Freshman year can be a very difficult time. Your neck could be injured from carrying a heavy lanyard or you could get some sort of rash from not washing your Bama Bound shirt often enough. These are serious issues facing the freshman community that should be taken seriously. Then there are the challenges of being away from home for the first time, which, combined with newfound personal and academic responsibilities, make it hard to be a freshman. The University itself probably can’t do anything about lanyard injuries (though maybe the Health Hut could make some fliers?), but they can work to make sure more opportunities are available to combat the social challenges of starting college.
Meeting these challenges can help the University in its long-term goals.
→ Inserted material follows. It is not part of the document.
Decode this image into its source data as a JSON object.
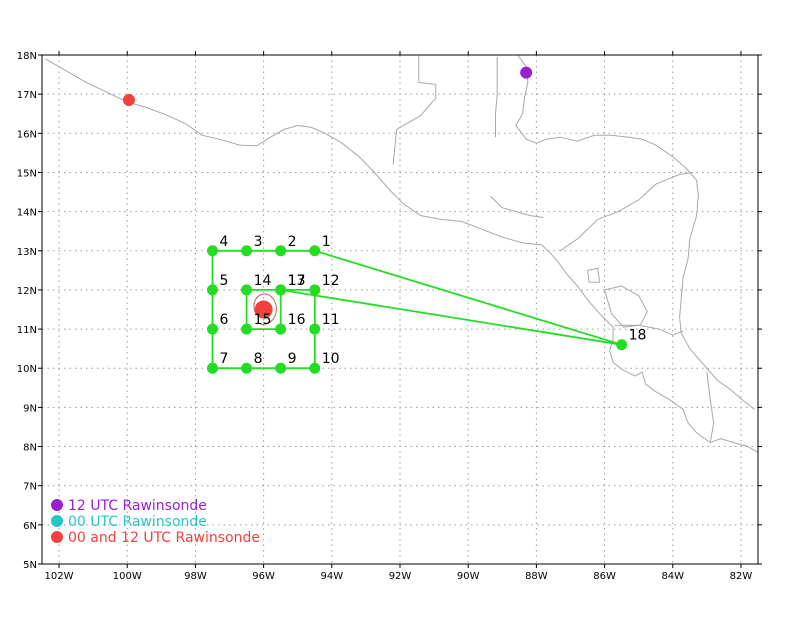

Higher four-year graduation rates will raise the University in rankings as well as in the view of prospective students, and making students feel like they belong keeps people from dropping out. List after list indicates that feeling like just a number can drive students to drop out of college. As the University has larger freshman classes every year, we need to be especially conscious of creating small communities where new students can feel like they belong.
This can be done by engaging students in small programs prior to the start of class. Luckily, there is a model for this right here at the University. The Honors College brings 150 students to campus a week early for their annual Honors Action Programs. These programs, which are already small, group students into project groups. This gives them a common goal as well as a week to spend working and getting to know Tuscaloosa together. As an added bonus, many of the participating students live in the Ridgecrest dorms and can continue conversations from the program into their social life outside it. These programs do have one significant flaw; they only serve a very limited portion of Honors College students and an even smaller portion of the university as a whole.
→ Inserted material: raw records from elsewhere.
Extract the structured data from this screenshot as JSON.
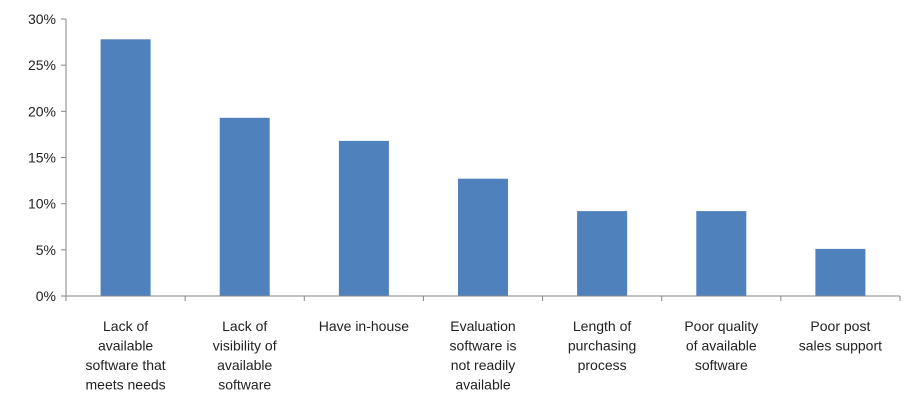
{
  "chart_data": {
    "type": "bar",
    "title": "",
    "xlabel": "",
    "ylabel": "",
    "categories": [
      "Lack of available software that meets needs",
      "Lack of visibility of available software",
      "Have in-house",
      "Evaluation software is not readily available",
      "Length of purchasing process",
      "Poor quality of available software",
      "Poor post sales support"
    ],
    "category_lines": [
      [
        "Lack of",
        "available",
        "software that",
        "meets needs"
      ],
      [
        "Lack of",
        "visibility of",
        "available",
        "software"
      ],
      [
        "Have in-house"
      ],
      [
        "Evaluation",
        "software is",
        "not readily",
        "available"
      ],
      [
        "Length of",
        "purchasing",
        "process"
      ],
      [
        "Poor quality",
        "of available",
        "software"
      ],
      [
        "Poor post",
        "sales support"
      ]
    ],
    "values": [
      27.8,
      19.3,
      16.8,
      12.7,
      9.2,
      9.2,
      5.1
    ],
    "ylim": [
      0,
      30
    ],
    "ytick_values": [
      0,
      5,
      10,
      15,
      20,
      25,
      30
    ],
    "ytick_labels": [
      "0%",
      "5%",
      "10%",
      "15%",
      "20%",
      "25%",
      "30%"
    ],
    "grid": false,
    "legend": "none",
    "bar_color": "#4F81BD",
    "axis_color": "#868686"
  }
}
Again, we’re in luck on this point. We do not need to find service projects from every incoming freshman. By virtue of scheduling alone, women participating in sorority recruitment would not be able to participate in an Honors Action or similar program. They also don’t need one in the same way, because in their first week on campus they are welcomed into a group on campus where they can feel they belong. A smaller group of students who already have a way to participate before classes start, but one close to my own heart, is the Million Dollar Band. Marching band creates a feeling of belonging within the larger university, as well as within smaller section groups. Throw in the common goal of preparing a show, and it’s a perfect storm. There is also the Camp 1831 program, though it lacks the element of a common goal and is often advertised in such a way that it might not appeal to in-state students.
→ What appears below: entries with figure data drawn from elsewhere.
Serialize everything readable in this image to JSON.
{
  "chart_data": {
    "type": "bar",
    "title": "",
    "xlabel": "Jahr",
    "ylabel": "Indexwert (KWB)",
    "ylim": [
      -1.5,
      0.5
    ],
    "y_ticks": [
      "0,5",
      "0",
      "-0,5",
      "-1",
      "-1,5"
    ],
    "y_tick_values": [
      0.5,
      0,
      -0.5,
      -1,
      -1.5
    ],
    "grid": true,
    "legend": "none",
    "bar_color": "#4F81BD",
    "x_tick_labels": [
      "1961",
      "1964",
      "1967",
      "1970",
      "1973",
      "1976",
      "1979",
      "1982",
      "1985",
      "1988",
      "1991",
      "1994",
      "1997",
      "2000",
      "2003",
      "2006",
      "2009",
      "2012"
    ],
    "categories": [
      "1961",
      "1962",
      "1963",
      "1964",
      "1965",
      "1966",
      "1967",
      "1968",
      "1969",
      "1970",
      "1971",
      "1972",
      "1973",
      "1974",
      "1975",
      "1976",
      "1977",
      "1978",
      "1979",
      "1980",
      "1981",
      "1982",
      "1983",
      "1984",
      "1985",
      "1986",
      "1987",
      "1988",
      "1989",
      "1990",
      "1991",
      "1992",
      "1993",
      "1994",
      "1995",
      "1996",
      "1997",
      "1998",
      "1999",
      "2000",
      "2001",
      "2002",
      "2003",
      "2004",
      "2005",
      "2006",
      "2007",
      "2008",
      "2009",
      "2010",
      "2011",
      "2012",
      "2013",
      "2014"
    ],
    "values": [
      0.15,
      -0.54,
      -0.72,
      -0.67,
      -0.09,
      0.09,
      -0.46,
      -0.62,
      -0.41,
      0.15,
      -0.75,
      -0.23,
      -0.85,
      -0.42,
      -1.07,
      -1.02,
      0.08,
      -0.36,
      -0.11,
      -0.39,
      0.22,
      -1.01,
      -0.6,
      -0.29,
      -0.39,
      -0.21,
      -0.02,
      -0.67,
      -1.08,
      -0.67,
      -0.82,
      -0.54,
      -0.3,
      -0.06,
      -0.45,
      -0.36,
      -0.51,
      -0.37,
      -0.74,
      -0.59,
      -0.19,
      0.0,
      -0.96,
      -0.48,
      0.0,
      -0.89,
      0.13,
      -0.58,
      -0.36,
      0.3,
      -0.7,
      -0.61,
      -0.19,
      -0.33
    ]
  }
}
So perhaps after these programs are counted out, more than two thirds of incoming students don’t have an opportunity to participate in a small group activity before classes start. We still don’t need to find things for all those freshman to paint. While the Action programs are a good model, these programs don’t necessarily need to be service oriented. They could just as easily be focused around fine arts (like the MDB) or around another interest. Perhaps freshman interested in the SGA could spend a week learning to prepare legislation for the upcoming year, or students who aren’t yet sure of their interests could interview upperclassmen about different majors and extra-curricular activities to then prepare a magazine of some sort for their peers.
These programs would be worth their cost to the University by virtue of keeping more students in class because they feel like they have a home here in Alabama. We probably shouldn’t discount the idea of having fliers about the lanyards, though. That would probably help too.
Allie Mollenkamp is a junior majoring in English and theatre. Her column runs biweekly.